Coleman voiced passionate support for the ballot initiative, slated to go before Michigan voters next month, which would lift the state's restrictions on stem cell research using human embryos. She said a lift on the state's restrictions barring embryonic stem cell research would boost Michigan's economy and help the state recruit the best scientists to its universities.

State law currently prohibits any research that damages or destroys a human embryo, and these limits make it impossible for Michigan scientists to create new embryonic stem cell lines. A repeal of this ban would allow researchers to use otherwise discarded embryos for research purposes.

Coleman, who noted that she was expressing her personal opinion and not an official University position, said she is "very much in favor of Proposal 2" because she believes "passionately in the promise of embryonic stem cells." She called the proposal both "pro-life" and "life-affirming," adding that all the research would be "carefully regulated" and "highly ethical."

"What we're talking about is giving people the opportunity to donate unused embryos that are going to be destroyed anyway, so it's not that...something else would happen to these that would create life," she said. "To me, that's a very, very important distinction."

She said the proposal could make the state and University less competitive because 46 other states allow the type of stem cell research included in Prop. 2.

"I think it's going to be a huge economic disadvantage for us if our scientists' hands are tied or if new companies couldn't develop," she said. "I worry also for our continued retention and recruitment of the best scientists because all people in life sciences believe that stem cell research from embryonic all the way through adult, in its every facet, is going to be one of the great stories of the 21st century."

Coleman, who spent 19 years as a member of the biochemistry faculty at the University of Kentucky, compared the possibility of advances in embryonic stem cell research in the next century to the medical advancements reached from breakthroughs in recombinant DNA in the last century.
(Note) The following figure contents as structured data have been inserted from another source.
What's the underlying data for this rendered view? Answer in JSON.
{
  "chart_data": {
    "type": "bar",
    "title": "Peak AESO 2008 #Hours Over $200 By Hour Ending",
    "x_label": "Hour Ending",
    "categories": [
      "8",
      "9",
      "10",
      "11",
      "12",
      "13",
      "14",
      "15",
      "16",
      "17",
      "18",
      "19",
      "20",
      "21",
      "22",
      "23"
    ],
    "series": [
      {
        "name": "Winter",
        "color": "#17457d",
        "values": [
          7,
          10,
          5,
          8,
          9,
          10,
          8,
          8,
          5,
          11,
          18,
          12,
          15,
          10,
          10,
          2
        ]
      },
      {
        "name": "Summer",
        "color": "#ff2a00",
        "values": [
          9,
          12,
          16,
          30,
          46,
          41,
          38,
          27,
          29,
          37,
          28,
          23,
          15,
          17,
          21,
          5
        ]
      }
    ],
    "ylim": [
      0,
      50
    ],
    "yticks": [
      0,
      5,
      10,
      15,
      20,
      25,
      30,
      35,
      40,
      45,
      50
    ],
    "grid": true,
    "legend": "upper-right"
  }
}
She called those "the great story of the 20th century."

Recombinant DNA is the process by which two or more different strands of DNA are combined to create a new strand of DNA. Scientists have used this process to amplify or isolate certain genes to create new vaccines or new treatments for various diseases.

She discussed how recombinant DNA research allowed scientists to sequence the entire human genome and transform the nation's court system through the forensic science of DNA fingerprinting.

"It happened all in my lifetime — it was a miracle," she said. "And there will be the same kind of miracles (with stem cell research) and we can't envision them today. That's why this is so important."

Coleman's husband, Kenneth, has donated $5,000 to Cure Michigan, an organization that supports Prop. 2. Their son and daughter-in-law have also made contributions of $5,000 each.

In Monday's interview, Coleman said she had personally donated in support of Prop. 2, but a review of several online donor databases, including the Secretary of State's website for campaign finance disclosures, did not show her in the donor rolls.

University spokeswoman Kelly Cunningham said, "We should take her at her word for it," when asked about Coleman's absence from the donor rolls last night.

Coleman said she doesn't usually endorse candidates or proposals, but considered the stem cell proposal a particularly important issue.

"I'm doing this as an individual, you know, because I think it's the right thing for the state," she said.

Coleman said the ballot initiative transcends partisan politics.

"I work across the political spectrum and in fact the stem cell issue isn't a partisan issue," she said, citing the fact that both presidential candidates support stem cell research. "You know, for me, this isn't about partisanship, this is about being able to do the best science with the best tools."

Leading up to the vote in November, the University would continue an ongoing educational effort so voters can "understand what embryonic stem cell is and what it isn't," Coleman said.